The values of \(x_i\) and corresponding \(y_i\) are:
- \(x_0 = 0\): \(y_0 = \sin^2 0 = 0\)
- \(x_1 = \frac{\pi}{4}\): \(y_1 = \sin^2(\pi/8) \approx 0.146447\)
- \(x_2 = \frac{\pi}{2}\): \(y_2 = \sin^2(\pi/4) = 0.5\)
- \(x_3 = \frac{3\pi}{4}\): \(y_3 = \sin^2(3
\pi/8) \approx 0.853553\)
- \(x_4 = \pi\): \(y_4 = \sin^2(\pi/2) = 1\)
Using the formula for the trapezium rule:
\[\int_{0}^{\pi} f(x) \, dx \approx \frac{h}{2} [y_0 + y_4 + 2(y_1 + y_2 + y_3)]\]
\[\approx \frac{\pi}{8} [0 + 1 + 2(0.146447 + 0.5 + 0.853553)]\]
Note that \(y_1 + y_3 = \sin^2(\pi/8) + \cos^2(\pi/8) = 1\).
\[\approx \frac{\pi}{8} [1 + 2(1.5)] = \frac{\pi}{8} [4] = \frac{\pi}{2} \approx 1.571\]

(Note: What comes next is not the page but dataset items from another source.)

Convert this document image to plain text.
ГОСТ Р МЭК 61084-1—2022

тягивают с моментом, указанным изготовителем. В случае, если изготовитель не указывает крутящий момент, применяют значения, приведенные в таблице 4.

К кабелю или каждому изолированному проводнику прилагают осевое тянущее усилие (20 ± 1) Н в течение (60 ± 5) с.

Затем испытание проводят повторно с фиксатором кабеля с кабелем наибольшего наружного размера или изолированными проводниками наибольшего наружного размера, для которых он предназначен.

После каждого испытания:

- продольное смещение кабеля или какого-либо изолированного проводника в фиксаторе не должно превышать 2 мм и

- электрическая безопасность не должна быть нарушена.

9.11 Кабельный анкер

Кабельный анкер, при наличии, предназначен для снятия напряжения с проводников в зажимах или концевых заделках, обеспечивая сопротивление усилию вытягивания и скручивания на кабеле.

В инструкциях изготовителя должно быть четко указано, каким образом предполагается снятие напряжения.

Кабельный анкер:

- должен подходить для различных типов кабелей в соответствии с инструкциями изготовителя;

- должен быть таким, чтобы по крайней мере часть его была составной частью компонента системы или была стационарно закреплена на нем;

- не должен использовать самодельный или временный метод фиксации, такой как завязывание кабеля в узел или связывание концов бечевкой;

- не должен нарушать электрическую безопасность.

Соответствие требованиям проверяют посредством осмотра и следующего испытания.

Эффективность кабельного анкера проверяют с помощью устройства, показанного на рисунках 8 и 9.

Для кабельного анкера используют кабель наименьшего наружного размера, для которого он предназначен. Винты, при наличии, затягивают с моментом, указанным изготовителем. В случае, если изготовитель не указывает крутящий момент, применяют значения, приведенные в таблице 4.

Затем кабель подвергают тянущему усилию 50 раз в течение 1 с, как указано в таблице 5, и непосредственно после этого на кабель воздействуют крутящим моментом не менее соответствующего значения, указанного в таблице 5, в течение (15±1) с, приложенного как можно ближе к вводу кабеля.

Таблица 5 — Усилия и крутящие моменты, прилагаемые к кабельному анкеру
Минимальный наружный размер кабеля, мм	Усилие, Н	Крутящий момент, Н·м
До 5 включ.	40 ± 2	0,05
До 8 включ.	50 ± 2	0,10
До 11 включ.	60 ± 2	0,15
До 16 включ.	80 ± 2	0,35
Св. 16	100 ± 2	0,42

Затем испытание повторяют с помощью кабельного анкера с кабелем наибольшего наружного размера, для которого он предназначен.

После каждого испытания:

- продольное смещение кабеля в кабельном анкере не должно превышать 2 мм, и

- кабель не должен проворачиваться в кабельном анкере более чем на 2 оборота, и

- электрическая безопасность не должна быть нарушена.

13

(iii) Using the double-angle formula \(\cos 2\theta = 1 - 2\sin^2\theta\), we can let \(\theta = x/2\):
\[\cos x = 1 - 2\sin^2(x/2) \implies \sin^2(x/2) = \frac{1}{2}(1 - \cos x)\]
Now integrate this expression:
\[\int_{0}^{\pi} \frac{1}{2}(1 - \cos x) \, dx = \left[ \frac{1}{2}x - \frac{1}{2}\sin x \right]_{0}^{\pi}\]
\[= \left( \frac{\pi}{2} - \frac{1}{2}\sin\pi \right) - \left( 0 - \frac{1}{2}\sin 0 \right) = \frac{\pi}{2}\]

(i)
- M1: For integrating \(3e^{2x}\) to obtain \(k e^{2x}\).
- A1: For obtaining the correct term \(\frac{3}{2}e^{2x}\).
- M1: For integrating \(\frac{2}{2x+1}\) to obtain \(m \ln|2x+1|\).
- A1: For obtaining the correct term \(\ln(2x+1)\).
- A1: For substituting limits 0 and 2 correctly and getting the exact expression \(\frac{3}{2}e^4 + \ln 5 - \frac{3}{2}\).

(ii)
- B1: For correct interval width \(h = \pi/4\) (or equivalent).
- M1: For evaluating at least 4 of the correct \(y\)-values (either exact or decimal format).
- M1: For correctly applying the trapezium rule formula with their values.
- A1: For calculating the sum inside the brackets correctly (equals 4).
- A1: For obtaining final approximation \(1.571\) (correct to 3 d.p.).

(iii)
- M1: For substituting \(\sin^2(x/2) = \frac{1}{2}(1 - \cos x)\).
- A1: For integrating to obtain \(\frac{1}{2}x - \frac{1}{2}\sin x\).
- A0.6: For completing the integration, substituting limits, and showing the result is \(\frac{\pi}{2}\).